Sexta temporada: Homeland abandona el mundo árabe, regresa a Estados Unidos y detrás quedan el pulso de la narración ágil que abrumaba al público con datos, engaños y acción. La serie vuelve decididamente al melodrama lastimoso, solo que ahora falta la figura torturada de Brodie. Carrie, protagonista excluyente, debe lidiar con su rol de madre y consejera de la presidente electa; Quinn sufre las secuelas del gas sarín y por haber sido despertado de un coma inducido y ahora es un estropajo sufriente que se arrastra por los pasillos lanzando quejidos. Una trama sobre un presunto proyecto nuclear de Irán con Corea del Norte trata de sumar algo de tensión, pero la serie no tiene idea de cómo contarlo, tal vez porque está demasiado ocupada con los problemas domésticos de Carrie y con el estupor de Quinn ante los contratiempos de la invalidez.
Frente a la imposibilidad de encontrar la carnadura de otras temporadas, el relato apela a algunos lugares narrativos fuertes que arruinan lo hecho en años anteriores. Brevemente, la ambigüedad que la serie demostrara en el pasado ahora deja paso a una historia con villanos que rozan la caricatura. Dar Adal, esa gárgola malvada que compusiera con elegancia F. Murray Abraham, ocupa el rol sobredimensionado de conspirador en las sombras. Un proyecto secreto viene a señalar la importancia de los medios de comunicación y su papel en una confabulación burda que tiene como principales actores a un agitador de derecha y un montón de trolls que trabajan para visibilizar una calumnia contra el hijo de la presidenta electa, muerto en combate en Irak.
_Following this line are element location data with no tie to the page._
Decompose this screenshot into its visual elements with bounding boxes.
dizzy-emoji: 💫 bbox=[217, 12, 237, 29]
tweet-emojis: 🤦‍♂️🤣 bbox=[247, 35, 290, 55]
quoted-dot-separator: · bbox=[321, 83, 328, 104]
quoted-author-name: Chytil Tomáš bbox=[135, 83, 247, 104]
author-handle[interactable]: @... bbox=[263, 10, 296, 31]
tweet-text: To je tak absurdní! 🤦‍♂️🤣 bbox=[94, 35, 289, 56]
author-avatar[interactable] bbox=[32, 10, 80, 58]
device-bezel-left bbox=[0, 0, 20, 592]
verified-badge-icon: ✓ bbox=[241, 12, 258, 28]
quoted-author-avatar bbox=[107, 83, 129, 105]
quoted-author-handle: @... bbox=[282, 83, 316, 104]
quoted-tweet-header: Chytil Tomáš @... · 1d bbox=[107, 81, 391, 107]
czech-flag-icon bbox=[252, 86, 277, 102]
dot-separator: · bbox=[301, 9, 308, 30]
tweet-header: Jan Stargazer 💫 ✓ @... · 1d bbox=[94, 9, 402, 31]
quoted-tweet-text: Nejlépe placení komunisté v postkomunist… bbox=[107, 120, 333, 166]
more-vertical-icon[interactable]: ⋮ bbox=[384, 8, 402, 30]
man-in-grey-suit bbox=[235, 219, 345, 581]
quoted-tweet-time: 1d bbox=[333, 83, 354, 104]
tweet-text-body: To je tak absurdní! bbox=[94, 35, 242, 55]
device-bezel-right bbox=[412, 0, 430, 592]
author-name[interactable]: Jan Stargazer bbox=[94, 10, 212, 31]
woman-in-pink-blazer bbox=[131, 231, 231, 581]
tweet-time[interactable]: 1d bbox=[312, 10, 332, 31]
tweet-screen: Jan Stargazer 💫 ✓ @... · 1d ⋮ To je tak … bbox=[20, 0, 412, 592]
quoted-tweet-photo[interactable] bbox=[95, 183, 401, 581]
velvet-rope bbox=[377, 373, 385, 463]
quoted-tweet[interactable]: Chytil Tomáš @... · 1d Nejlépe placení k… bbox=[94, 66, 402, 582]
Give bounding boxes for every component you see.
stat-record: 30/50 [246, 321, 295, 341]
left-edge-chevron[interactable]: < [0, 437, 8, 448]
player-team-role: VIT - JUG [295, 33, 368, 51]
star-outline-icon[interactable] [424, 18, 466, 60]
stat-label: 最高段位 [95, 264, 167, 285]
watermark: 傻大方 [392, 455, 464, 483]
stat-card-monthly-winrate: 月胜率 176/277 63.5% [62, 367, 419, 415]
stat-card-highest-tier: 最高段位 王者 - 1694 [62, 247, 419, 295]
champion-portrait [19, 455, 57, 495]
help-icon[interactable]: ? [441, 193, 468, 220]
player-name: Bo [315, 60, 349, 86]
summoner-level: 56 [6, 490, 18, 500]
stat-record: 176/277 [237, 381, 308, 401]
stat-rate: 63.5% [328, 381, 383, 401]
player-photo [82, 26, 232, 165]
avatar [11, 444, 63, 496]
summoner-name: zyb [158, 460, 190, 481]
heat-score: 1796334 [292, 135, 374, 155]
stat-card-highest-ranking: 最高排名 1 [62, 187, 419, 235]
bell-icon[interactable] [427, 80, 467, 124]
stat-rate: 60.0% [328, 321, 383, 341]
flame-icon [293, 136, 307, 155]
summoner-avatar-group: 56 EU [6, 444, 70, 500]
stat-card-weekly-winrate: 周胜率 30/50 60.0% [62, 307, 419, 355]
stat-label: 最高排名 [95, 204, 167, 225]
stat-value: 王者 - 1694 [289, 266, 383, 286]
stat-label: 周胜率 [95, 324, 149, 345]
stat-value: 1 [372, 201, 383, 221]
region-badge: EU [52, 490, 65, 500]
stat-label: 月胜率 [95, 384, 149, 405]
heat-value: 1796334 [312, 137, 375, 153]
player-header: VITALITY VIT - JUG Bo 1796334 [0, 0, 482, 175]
El tono con el que se subraya todo resulta difícil de tolerar: la serie repite tics de un progresismo perezoso que parece dirigirse a un público infantilizado (Cristina Kirchner comentó con elogios esta temporada en un discurso frente al Parlamento Europeo en mayo de 2017). A semejante catástrofe se suma la persecución de un inmigrante que el FBI utiliza como chivo expiatorio (y que termina mal). Hay algunos momentos de interés en las escenas con la presidenta electa y su jefe de gabinete: ahí la serie parece exhibir algo de la robustez narrativa de otras temporadas, con diálogos y acciones dinámicos que no dejan mucho espacio para los comentarios gruesos, pero tampoco es nada de otro mundo (la cosa está lejos de, por ejemplo, House of Cards).
Otra línea de fuerza solitaria la constituye el personaje Saúl Berenson, que parece reunir en torno suyo la potencia y la aspereza de los buenos relatos de espías, aunque probablemente todo se deba a Mandy Patinkin, actor que, a contramano de sus compañeros, procede por sustracción y puede trabajar con casi cualquier cosa, por ejemplo, con la barba. El insoportable de Quinn (que termina mal) cobra algo de relieve cuando reaparece Astrid, la agente alemana interpretada por la gran Nina Hoss, de una actuación precisa y elegante que pone en evidencia, por contraste, el patetismo sobreactuado de Rupert Friend. El retorno de Astrid (que termina mal) funciona como breve muestra de lo que podría haber sido esta sexta temporada: un drama de espías inteligente, vital, y no un panfleto que balbucea críticas contra los medios de comunicación y el poder político.